Each quadrant includes a numeric readout (e.g. "Upper Right: 6 / 48") showing:

  • Number of PD ≥ 5 mm sites

  • Number of bleeding sites

This helps:

  • Support insurance documentation for SRP billing

  • Determine whether SRP is localized or generalized

  • Track improvement at a regional level over time

Suggested Treatment + Note

The Follow-Up section auto-generates treatment suggestions and a clinical note based on charting data:

  • Antibiotic need if PD ≥ 5 mm sites exceed threshold

  • SRP (Localized or Generalized) by quadrant involvement

  • Written summary of disease findings in patient-friendly terms

💡 Clinician Tip: You can edit the autogenerated note as needed before printing or copying to your PMS.

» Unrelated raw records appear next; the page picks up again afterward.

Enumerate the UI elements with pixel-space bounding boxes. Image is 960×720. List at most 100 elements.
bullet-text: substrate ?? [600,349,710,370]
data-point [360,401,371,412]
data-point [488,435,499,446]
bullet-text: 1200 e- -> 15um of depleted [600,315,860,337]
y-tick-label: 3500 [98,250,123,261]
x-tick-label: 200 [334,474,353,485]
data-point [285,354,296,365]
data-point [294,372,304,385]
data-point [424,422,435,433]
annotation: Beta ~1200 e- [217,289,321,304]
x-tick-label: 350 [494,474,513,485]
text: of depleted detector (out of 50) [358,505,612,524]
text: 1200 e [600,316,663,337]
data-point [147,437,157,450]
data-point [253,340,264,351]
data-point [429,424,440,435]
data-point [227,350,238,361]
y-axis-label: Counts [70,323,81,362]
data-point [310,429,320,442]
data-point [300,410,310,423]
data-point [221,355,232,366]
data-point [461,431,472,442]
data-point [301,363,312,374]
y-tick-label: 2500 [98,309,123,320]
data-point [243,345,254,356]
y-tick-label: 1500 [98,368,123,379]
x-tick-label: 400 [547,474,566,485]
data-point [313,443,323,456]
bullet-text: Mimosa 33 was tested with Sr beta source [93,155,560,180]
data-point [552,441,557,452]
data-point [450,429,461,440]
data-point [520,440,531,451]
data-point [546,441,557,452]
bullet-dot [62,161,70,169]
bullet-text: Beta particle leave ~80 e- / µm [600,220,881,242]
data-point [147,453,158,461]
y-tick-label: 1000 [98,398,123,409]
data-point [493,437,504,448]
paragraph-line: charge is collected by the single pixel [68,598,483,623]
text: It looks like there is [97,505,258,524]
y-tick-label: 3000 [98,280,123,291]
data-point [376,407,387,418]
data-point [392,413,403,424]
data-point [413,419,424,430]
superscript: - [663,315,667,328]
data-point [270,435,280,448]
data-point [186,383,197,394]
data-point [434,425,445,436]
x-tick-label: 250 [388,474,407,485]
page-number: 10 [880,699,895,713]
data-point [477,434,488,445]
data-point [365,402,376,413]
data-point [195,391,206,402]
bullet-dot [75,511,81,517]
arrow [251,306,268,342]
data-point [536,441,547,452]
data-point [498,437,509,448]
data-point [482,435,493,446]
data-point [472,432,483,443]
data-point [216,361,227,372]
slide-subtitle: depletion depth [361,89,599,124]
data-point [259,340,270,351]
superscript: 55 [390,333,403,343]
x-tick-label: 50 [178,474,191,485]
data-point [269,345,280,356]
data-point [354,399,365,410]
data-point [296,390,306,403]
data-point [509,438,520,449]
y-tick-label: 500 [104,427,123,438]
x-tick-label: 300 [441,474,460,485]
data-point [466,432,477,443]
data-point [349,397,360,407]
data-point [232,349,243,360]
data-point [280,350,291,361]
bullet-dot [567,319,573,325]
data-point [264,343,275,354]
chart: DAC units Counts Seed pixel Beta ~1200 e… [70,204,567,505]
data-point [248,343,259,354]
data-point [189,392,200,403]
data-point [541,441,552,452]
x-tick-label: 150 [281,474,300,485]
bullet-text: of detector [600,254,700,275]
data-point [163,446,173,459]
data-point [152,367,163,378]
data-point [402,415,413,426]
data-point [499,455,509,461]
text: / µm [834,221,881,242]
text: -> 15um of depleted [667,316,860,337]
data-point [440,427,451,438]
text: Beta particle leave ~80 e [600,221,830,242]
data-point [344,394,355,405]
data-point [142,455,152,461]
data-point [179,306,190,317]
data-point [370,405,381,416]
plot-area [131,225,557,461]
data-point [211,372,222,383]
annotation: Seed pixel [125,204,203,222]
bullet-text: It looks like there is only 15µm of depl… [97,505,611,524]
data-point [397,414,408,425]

This final section is designed to ease documentation, reinforce treatment acceptance, and standardize perio care communication.

PS: This report can be saved as a PDF and uploaded to your PMS. It can also be printed and handed to your patient — a helpful tool for reinforcing chair-side discussions and supporting treatment acceptance.

Disclaimer

This tool provides an informational summary based on periodontal charting. It does not constitute diagnosis or treatment advice. Final clinical decisions are the responsibility of the provider.